August 20, 2015: Naylamp Effigy Vessel
Middle Horizon to Late Intermediate 800 CE - 1370 CE
12 x 15 x 18 cm
Ceramics of the Sicán civilization, sometimes called the Labayeque after the modern region they lived in, possessed a distinctive style, representing a rich history and ideology. Spouted vessels, such as this one, are often adorned with the image of what many anthropologists have called the Sicán Deity or the legendary hero Naylamp.
Legend tells that Naylamp arrived on the shores of Peru on a raft of balsa, though accounts vary as from where he came. There, he founded a large city from which twelve of his grandsons set out and founded each a city of their own. It is said that when Naylamp passed from this world, he sprouted wings and flew off into another world. Due to this legend, early depictions of Naylamp portray him with bird-like features but he is more often recognized in the form observed in this spout and handle bottle, with almond-shaped eyes and a prominent pointed nose.

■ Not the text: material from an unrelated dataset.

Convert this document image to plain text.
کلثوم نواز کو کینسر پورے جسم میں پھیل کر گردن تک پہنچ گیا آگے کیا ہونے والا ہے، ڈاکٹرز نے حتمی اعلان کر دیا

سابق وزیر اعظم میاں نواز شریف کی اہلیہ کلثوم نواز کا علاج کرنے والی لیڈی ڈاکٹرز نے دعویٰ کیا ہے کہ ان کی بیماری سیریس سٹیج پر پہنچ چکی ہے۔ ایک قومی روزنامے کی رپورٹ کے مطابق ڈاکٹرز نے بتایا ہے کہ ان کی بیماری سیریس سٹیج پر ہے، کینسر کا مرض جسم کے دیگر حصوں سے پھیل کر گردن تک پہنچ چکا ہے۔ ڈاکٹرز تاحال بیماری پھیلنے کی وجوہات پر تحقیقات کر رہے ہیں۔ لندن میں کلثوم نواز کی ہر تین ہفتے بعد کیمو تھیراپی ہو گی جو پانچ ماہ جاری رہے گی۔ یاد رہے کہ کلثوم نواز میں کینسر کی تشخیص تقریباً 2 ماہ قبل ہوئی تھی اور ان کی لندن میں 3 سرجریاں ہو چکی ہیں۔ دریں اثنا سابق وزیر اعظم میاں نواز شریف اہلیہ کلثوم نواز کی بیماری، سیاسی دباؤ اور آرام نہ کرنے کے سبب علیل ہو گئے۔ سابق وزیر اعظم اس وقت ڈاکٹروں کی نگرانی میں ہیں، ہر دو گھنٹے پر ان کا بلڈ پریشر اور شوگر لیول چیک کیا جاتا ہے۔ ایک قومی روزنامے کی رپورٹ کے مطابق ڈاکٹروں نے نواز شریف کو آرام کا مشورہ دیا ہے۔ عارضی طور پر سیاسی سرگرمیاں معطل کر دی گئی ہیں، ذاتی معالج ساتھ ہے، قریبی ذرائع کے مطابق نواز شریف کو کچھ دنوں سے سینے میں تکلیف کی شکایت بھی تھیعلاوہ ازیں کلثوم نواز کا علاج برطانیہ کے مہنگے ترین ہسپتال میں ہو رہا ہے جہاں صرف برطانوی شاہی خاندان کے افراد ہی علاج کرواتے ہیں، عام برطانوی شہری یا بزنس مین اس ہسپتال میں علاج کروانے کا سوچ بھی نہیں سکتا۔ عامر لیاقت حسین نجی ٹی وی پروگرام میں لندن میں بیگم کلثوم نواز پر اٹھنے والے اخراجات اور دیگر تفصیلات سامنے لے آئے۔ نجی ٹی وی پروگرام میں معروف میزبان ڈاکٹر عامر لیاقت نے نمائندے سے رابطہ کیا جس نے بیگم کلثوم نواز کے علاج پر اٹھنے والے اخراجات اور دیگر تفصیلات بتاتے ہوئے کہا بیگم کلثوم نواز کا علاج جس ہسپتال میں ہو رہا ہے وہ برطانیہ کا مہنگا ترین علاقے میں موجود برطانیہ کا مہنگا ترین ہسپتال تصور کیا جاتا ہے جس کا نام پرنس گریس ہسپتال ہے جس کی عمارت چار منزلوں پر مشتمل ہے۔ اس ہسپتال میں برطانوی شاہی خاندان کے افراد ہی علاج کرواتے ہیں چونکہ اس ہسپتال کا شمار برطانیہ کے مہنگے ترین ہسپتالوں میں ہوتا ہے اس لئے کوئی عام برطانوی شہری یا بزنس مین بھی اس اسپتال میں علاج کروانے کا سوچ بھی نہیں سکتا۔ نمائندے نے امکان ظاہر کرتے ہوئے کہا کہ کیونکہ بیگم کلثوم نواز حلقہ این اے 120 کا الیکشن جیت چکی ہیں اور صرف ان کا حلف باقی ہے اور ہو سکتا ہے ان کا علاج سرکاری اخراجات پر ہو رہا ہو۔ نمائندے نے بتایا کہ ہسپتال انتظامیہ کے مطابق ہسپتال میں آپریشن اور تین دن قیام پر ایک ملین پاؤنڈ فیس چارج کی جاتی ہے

Are there some intersections between mythology and science here? DNA evidence of tomb burials and haplotype distributions suggests a multiethnic makeup of the Sicán polity, which likely absorbed Moche people as it grew, which could be consistent with the arrival of a new group of people to the region, perhaps, as the legend tells, by sea. Furthermore, the political structure of the civilization was not one of empire but of a network of cities linked by ruling bloodlines, reminiscent of Naylamp’s twelve grandsons. Perhaps there are some hints at archaeological truths buried in the legends of the region.
Regardless, Naylamp became a powerful icon of the Sicán, used as a major artistic theme throughout the Sicán period. The art and architecture of the Sicán indicate a deeply religious polity, with political power passed and sustained by a ritualized theocracy with the Deity of Sicán at the core.
A period of sustained drought saw the downfall of some of Sicán’s major centers, such as Batán Grande, around 1100 CE. Some have even claimed that the Sicán represent a case in which climatic failure resulted in observable changes in religious practices from pre-disaster to post-disaster. Whether weakened by a loss of trust in the theocratic political order as a mediator of natural processes or by drought alone, the Sicán were conquered by the Chimú around 1375 and many of the artists of the tradition that gave us a peak into the world of the Sicán were forcibly removed to Chan Chan, the capital of their conquerors. Through their efforts, though, the story of Naylamp lived on among the Chimú.